I'd nearly recovered from the humiliation of being kicked out of the bank with only beer money and had almost come to terms with having being paid absolutely no bonus for all my work in 2007, when along comes a total market collapse making the outlook for 2008 even more challenging.
My remaining shares in my old employer are now so low that if I could, I'd make them over to the newly freed Jérôme Kerviel to finish them off for good. At least this would provide me with some satisfaction.
Reputation in banking is everything. There are a lot of bad rumours circulating around and, as banks are highly leveraged businesses, any bad rumours can easily spiral out of control and turn into self-fulfilling prophecies. It's reassuring to see that the FSA and BoE acted promptly with the rumours surrounding BoS.

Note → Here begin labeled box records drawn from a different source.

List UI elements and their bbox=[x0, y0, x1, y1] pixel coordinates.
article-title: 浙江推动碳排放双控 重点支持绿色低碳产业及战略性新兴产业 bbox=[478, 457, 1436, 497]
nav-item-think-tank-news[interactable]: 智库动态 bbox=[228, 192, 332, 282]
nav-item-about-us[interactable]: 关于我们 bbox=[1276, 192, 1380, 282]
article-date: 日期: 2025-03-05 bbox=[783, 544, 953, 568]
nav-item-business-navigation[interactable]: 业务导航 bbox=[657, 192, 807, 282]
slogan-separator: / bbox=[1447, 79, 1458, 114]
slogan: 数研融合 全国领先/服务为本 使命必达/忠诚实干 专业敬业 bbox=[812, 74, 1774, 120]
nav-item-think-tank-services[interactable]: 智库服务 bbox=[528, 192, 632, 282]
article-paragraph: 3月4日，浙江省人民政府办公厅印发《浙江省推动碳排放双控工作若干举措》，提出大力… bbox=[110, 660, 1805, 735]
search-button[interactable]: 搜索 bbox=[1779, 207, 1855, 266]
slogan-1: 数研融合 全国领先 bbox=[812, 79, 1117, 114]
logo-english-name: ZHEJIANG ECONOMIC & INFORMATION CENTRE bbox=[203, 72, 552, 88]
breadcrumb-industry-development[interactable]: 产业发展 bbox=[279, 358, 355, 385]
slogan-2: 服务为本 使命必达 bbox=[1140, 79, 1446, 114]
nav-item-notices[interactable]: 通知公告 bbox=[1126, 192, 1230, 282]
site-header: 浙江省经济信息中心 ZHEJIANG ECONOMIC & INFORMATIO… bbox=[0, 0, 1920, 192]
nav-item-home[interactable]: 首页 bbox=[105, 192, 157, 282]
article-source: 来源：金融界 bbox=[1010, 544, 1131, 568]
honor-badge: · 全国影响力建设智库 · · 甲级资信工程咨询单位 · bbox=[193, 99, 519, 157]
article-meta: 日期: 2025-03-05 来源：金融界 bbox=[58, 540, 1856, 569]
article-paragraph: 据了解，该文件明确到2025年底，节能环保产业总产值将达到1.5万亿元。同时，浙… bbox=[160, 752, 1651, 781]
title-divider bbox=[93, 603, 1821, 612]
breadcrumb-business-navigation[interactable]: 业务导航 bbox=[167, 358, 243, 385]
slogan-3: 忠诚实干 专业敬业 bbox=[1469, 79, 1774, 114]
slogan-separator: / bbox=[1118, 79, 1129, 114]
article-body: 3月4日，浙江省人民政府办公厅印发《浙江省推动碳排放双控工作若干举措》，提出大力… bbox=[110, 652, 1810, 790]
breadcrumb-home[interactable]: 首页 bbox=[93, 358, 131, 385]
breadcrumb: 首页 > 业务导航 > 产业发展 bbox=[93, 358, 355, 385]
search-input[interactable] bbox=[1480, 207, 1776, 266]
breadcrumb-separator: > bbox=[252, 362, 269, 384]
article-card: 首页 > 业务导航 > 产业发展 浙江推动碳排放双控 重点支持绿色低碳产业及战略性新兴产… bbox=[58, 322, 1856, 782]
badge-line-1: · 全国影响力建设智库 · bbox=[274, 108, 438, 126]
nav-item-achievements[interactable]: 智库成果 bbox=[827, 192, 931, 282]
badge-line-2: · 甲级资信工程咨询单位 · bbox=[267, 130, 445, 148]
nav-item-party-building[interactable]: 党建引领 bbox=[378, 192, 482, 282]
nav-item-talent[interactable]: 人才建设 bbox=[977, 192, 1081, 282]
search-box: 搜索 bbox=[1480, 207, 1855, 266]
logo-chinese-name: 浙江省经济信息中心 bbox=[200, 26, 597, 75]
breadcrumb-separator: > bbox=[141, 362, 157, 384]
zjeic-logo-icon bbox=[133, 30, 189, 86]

It was sad to see Bear Stearns losing its independence, even if JPMorgan has made a more generous offer. An earlier extension to investment banks of the liquidity available to commercial ones might have prevented the débâcle we've seen. I wonder whether the Bear structured finance dudes who were shown the door are still locked into their share plan or were able to sell them on redundancy.
Given JPMorgan's initial offer for Bear's shares was so low and employees own so high a proportion of them, it was inevitable they'd put up a fight. In their place I'd have been tempted to tell Dimon to shove his dollars where Papillon used to store his. Could they do better by forcing a liquidation? If I've reached the stage where seeing my old shop being Kervielled would be more enjoyable than selling my depleted stock, I can imagine their state of mind.
Last week's resurgence in Bear's shares was interesting. One explanation circulating around is that Bear's bondholders are buying in to increase the likelihood of the JPMorgan bid succeeding and their bonds being converted into JPMorgan bonds.
Has the market reached rock bottom? Last week we saw the most extraordinary stock rally, on the back of three banks posting bad results. Doom mongering might just have gone too far. I presume investment banks have started lapping up AAA paper at 300bps to repo it with the Fed.
The Fed might just as well buy the paper itself to restore the liquidity.
And as for bank stocks? They may yet rise again, but it won't compensate for my lost bonus.